US Supreme Court strikes down Trump's birthright citizenship executive order
The US Supreme Court ruled that President Trump's executive order restricting automatic citizenship for children born in the US if their parents are undocumented or temporarily present is unconstitutional.

The US Supreme Court has struck down an executive order signed by President Donald Trump that aimed to end automatic birthright citizenship for children born on American soil. A majority of five justices decided that Trump's order violated the country's 14th Amendment.
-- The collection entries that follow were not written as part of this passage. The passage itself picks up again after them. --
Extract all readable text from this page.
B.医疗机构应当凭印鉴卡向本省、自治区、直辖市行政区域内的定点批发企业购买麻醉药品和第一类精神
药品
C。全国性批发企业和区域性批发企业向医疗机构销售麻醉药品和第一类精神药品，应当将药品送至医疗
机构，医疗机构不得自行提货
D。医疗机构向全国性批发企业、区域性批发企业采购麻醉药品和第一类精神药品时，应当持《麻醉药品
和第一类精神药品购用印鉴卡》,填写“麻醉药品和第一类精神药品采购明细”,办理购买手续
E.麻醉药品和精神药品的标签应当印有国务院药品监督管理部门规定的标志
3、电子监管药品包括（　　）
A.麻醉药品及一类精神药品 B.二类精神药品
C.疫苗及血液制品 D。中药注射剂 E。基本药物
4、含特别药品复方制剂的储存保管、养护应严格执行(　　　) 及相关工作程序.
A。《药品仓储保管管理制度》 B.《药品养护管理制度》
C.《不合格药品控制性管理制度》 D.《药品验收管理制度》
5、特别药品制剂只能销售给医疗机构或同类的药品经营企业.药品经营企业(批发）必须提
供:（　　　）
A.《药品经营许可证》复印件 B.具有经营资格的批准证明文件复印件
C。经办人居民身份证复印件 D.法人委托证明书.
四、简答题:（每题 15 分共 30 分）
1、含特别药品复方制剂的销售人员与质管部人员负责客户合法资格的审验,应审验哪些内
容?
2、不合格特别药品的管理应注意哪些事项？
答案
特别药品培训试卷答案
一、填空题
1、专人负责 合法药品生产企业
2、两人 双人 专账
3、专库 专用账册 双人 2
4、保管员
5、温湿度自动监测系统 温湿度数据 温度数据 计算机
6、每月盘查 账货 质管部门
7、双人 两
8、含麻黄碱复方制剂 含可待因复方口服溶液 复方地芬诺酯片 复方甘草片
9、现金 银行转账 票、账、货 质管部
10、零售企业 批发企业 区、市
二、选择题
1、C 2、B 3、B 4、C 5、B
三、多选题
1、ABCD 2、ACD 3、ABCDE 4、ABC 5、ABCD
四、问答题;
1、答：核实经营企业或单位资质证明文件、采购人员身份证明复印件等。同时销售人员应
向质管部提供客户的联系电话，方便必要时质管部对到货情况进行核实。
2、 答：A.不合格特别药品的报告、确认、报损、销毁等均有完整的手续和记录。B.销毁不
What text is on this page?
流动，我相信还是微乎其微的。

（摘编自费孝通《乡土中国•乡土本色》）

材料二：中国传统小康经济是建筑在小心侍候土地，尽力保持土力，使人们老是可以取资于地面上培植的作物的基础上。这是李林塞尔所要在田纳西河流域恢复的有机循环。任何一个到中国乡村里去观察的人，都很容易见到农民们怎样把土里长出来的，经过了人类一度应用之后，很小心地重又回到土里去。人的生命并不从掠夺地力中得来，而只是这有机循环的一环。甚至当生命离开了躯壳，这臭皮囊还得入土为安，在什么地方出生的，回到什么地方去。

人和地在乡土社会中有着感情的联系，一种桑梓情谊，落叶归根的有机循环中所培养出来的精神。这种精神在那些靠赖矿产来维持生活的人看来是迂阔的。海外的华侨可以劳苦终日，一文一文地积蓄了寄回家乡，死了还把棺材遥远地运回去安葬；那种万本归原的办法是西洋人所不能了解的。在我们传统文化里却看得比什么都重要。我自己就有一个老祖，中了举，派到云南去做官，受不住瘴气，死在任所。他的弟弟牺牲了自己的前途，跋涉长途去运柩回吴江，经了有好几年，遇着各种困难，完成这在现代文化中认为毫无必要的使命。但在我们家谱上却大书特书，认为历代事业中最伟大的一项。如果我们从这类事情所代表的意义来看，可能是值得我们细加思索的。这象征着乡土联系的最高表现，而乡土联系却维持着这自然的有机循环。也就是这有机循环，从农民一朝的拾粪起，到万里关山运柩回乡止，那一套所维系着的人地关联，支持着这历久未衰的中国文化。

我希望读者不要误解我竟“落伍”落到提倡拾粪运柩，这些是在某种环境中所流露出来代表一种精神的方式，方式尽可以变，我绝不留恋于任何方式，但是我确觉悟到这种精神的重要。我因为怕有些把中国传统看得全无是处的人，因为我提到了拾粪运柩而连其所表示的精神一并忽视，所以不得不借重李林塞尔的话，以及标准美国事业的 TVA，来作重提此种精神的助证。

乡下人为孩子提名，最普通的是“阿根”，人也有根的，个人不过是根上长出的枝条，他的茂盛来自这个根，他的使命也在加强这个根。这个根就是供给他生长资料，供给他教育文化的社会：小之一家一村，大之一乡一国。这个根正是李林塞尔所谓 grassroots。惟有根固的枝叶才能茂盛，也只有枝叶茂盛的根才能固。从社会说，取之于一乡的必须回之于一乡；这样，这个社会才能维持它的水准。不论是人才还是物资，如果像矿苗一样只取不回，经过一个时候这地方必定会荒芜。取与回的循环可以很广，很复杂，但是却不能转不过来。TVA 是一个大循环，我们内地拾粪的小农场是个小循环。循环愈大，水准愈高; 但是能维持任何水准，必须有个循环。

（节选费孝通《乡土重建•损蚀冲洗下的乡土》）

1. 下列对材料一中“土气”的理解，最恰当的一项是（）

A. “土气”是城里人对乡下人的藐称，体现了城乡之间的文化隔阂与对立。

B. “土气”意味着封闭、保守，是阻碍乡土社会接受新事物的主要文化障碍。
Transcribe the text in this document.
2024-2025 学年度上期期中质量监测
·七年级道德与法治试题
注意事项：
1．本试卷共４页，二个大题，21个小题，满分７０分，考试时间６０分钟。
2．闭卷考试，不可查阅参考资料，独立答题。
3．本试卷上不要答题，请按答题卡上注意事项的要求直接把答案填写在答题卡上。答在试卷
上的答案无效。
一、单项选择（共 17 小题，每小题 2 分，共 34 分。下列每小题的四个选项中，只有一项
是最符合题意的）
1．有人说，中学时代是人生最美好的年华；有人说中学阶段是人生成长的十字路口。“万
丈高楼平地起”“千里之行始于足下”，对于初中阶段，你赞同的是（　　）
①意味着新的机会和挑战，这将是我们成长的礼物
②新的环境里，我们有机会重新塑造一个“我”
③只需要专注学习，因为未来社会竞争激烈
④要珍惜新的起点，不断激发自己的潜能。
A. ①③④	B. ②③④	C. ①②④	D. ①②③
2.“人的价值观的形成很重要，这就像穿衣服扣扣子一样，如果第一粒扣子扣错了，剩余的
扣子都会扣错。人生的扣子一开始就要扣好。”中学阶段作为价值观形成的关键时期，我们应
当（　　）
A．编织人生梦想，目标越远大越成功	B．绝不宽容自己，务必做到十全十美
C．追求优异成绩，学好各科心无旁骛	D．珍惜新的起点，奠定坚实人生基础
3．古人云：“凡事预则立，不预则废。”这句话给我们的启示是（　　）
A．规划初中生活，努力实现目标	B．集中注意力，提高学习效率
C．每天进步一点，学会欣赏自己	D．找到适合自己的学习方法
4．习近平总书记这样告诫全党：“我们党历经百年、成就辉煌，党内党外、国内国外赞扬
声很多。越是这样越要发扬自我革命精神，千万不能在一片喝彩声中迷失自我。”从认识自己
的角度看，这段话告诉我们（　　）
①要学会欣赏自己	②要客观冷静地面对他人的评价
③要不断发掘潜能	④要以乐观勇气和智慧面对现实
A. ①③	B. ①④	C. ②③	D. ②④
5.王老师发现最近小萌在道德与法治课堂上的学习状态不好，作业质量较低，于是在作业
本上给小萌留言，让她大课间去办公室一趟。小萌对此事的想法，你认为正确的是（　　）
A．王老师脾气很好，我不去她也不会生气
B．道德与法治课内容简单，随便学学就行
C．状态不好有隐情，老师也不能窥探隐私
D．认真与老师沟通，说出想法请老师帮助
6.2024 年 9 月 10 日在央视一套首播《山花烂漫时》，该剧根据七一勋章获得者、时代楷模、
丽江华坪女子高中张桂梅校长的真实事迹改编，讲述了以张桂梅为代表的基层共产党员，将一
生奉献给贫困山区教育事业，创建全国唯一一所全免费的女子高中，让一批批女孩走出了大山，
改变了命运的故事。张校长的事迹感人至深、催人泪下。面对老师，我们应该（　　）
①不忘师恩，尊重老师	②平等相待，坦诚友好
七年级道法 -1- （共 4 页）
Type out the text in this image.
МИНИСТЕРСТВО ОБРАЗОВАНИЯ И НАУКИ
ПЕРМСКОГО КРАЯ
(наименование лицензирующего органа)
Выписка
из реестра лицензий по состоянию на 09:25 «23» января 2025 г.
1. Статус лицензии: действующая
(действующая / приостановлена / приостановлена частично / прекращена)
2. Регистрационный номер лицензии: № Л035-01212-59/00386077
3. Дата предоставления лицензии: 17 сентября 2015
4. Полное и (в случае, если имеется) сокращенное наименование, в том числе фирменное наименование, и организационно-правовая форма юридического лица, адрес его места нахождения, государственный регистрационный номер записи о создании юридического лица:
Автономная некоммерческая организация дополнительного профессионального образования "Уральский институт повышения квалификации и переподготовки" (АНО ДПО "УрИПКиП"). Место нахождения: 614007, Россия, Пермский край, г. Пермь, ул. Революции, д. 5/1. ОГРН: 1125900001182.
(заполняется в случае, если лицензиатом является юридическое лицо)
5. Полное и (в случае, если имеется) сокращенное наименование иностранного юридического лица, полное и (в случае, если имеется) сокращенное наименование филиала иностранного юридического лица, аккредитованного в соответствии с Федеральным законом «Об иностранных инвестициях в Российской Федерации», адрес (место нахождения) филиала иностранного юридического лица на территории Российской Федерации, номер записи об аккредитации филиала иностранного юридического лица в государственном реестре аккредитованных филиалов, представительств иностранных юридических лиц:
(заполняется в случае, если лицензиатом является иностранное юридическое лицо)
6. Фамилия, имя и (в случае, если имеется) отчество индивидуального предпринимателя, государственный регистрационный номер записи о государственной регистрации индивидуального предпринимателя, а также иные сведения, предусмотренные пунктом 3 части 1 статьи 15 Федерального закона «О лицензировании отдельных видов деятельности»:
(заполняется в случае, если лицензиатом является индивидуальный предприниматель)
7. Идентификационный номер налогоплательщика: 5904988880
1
Chief Justice John Roberts joined Justices Sonia Sotomayor, Elena Kagan, Amy Coney Barrett, and Ketanji Brown Jackson in agreeing that the policy was unlawful. Justice Brett Kavanaugh concurred in the judgment but wrote separately that he did not agree that the order violated the 14th Amendment, although he said it "does contravene a federal statute." Justices Clarence Thomas, Neil Gorsuch, and Samuel Alito filed dissenting opinions.
Trump signed the order in January 2025 as he began his second term in the White House, which has been marked by efforts to impose limits on both legal and illegal immigration. It said that 30 days after its effective date, children born in the US would no longer be entitled to citizenship at birth if their parents had been in the country illegally or temporarily.
The 14th Amendment, adopted in 1868, declares that "all persons born or naturalized in the United States, and subject to the jurisdiction thereof, are citizens of the United States and of the State wherein they reside." Delivering the majority opinion, Chief Justice Roberts wrote: "Children born in the United States to parents unlawfully or temporarily present are 'subject to the jurisdiction' of the United States and are citizens at birth under the Fourteenth Amendment's Citizenship Clause." He added, "Citizenship, then and now, was the right to have rights — to freely participate in our political community. The Framers of the Fourteenth Amendment extended that promise to 'every free-born person in this land.'"
Responding to a host of Supreme Court decisions in a post on Truth Social, Trump said his Republican party had overall been "treated very fairly" by the court but that his administration would "work to correct" the birthright citizenship loss in Congress.